Songs like the purely silly "Mr. and Mrs. Noah" and the affectionate duet "Forsythia" fit in with that impression, delivering charming wordplay that wouldn't offend or too much confuse a day-care crowd. But the album bookends with far more representative songs: the opening "After Life Goes By," a reluctant agnostic's lament over the problems of fate, and the snarky, downright cynical final piece, "Amalgamated Gigawatt McGoo," a paean to the dubious wonders of corporate amalgamation and consumer choice. These songs have a delayed burn, hidden in the cheerful delivery and always playful lyrical structure.

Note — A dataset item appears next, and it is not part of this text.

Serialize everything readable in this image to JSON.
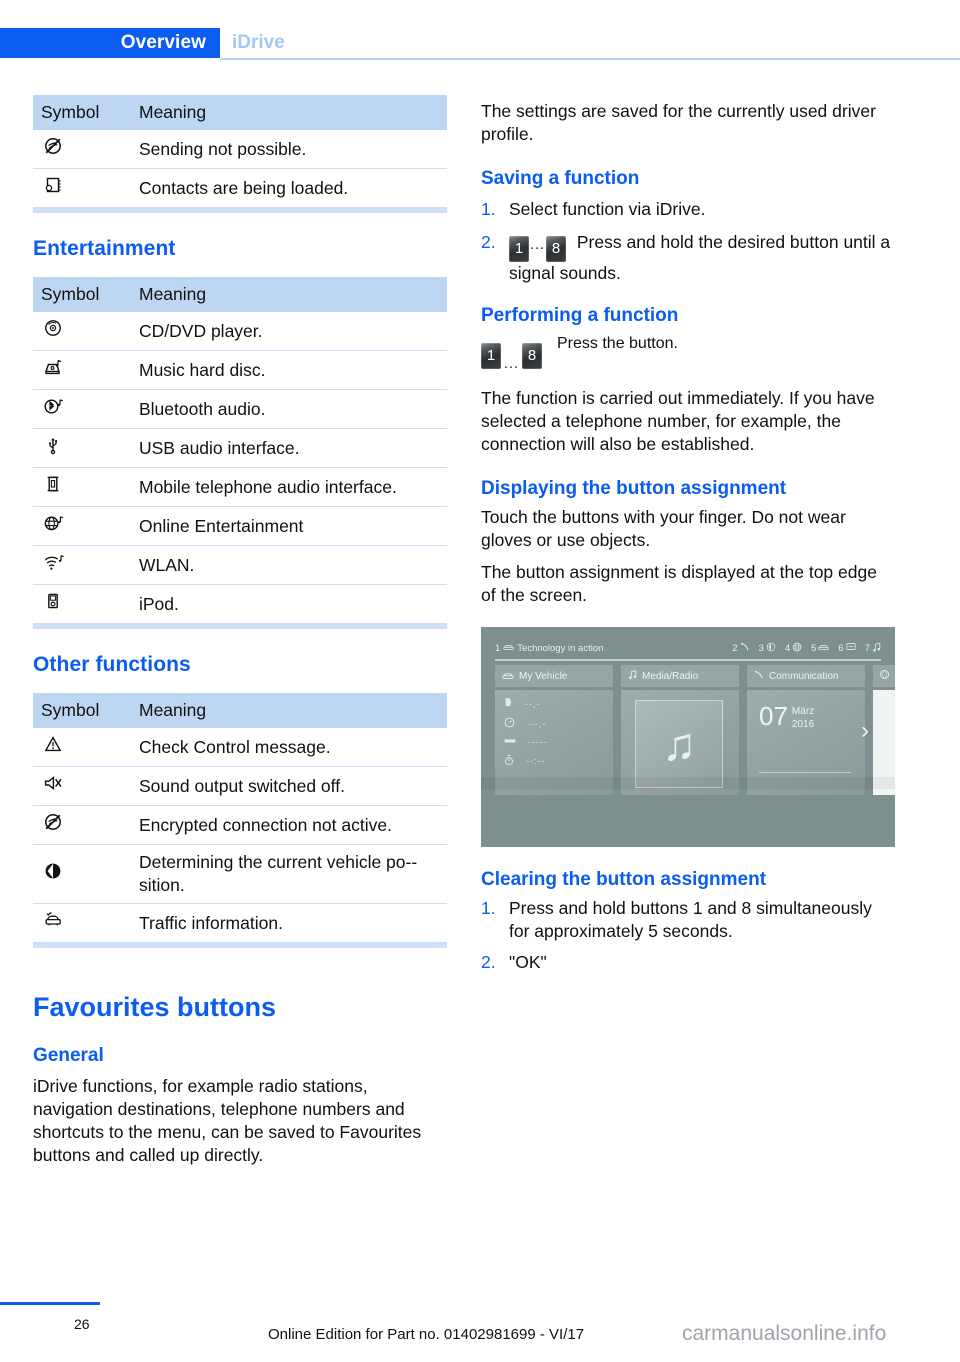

It may be a bit presumptuous to accuse the dog's-eye view of life offered by "Ralph to Rose" of challenging the social hierarchy, but the skewered social mores offered up by "Metropolitan Scruples" makes you wonder. Like Tom Paxton, the Berrymans have a gift for delivering cynical and sometimes rather subversive views with innocent language and goofy, playful tunes. Lou's almost falsetto chirp and Peter's open guitar playing work together to suggest that even when the songs are serious, they're not too serious, and the contrastingly upbeat presentation leaves the lyrics to make their point free of heavy-handed musical stings.

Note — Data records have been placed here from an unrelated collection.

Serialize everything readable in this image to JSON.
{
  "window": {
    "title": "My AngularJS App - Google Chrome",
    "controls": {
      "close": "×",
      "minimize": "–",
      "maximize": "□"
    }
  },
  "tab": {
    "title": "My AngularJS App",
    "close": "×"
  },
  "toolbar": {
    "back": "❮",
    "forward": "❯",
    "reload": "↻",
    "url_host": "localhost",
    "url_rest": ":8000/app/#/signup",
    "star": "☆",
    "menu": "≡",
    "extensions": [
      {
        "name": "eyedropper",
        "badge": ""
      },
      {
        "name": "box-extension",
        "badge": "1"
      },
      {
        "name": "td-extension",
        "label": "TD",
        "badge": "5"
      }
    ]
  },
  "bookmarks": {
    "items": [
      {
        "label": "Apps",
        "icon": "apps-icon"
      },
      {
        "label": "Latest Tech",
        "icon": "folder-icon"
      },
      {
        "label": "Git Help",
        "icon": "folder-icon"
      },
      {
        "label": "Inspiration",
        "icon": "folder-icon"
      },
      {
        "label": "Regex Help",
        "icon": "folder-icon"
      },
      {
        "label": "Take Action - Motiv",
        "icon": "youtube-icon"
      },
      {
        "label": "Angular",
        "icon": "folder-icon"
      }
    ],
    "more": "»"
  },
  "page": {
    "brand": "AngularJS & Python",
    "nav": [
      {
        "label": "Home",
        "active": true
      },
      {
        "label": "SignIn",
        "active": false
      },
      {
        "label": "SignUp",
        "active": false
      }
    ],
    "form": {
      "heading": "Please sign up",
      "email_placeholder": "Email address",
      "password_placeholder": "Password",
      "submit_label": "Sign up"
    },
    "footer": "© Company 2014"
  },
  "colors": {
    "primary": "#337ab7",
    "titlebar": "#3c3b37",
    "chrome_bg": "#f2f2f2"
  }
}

The Pink One is a double-sided album in one disc, offering the honey sweetness of "Alphabet Polka" and the honeybee sting of "Family Car" in a uniformly bright and appealing style. It's an album the whole family can enjoy, the kids for the bouncy word games and hopeful tunes, the adults for the coherent commentary layered in those cheerfully delivered lyrics. Or maybe the other way around; even a card-carrying grown-up is going to have a hard time resisting the urge to play along with The Pink One.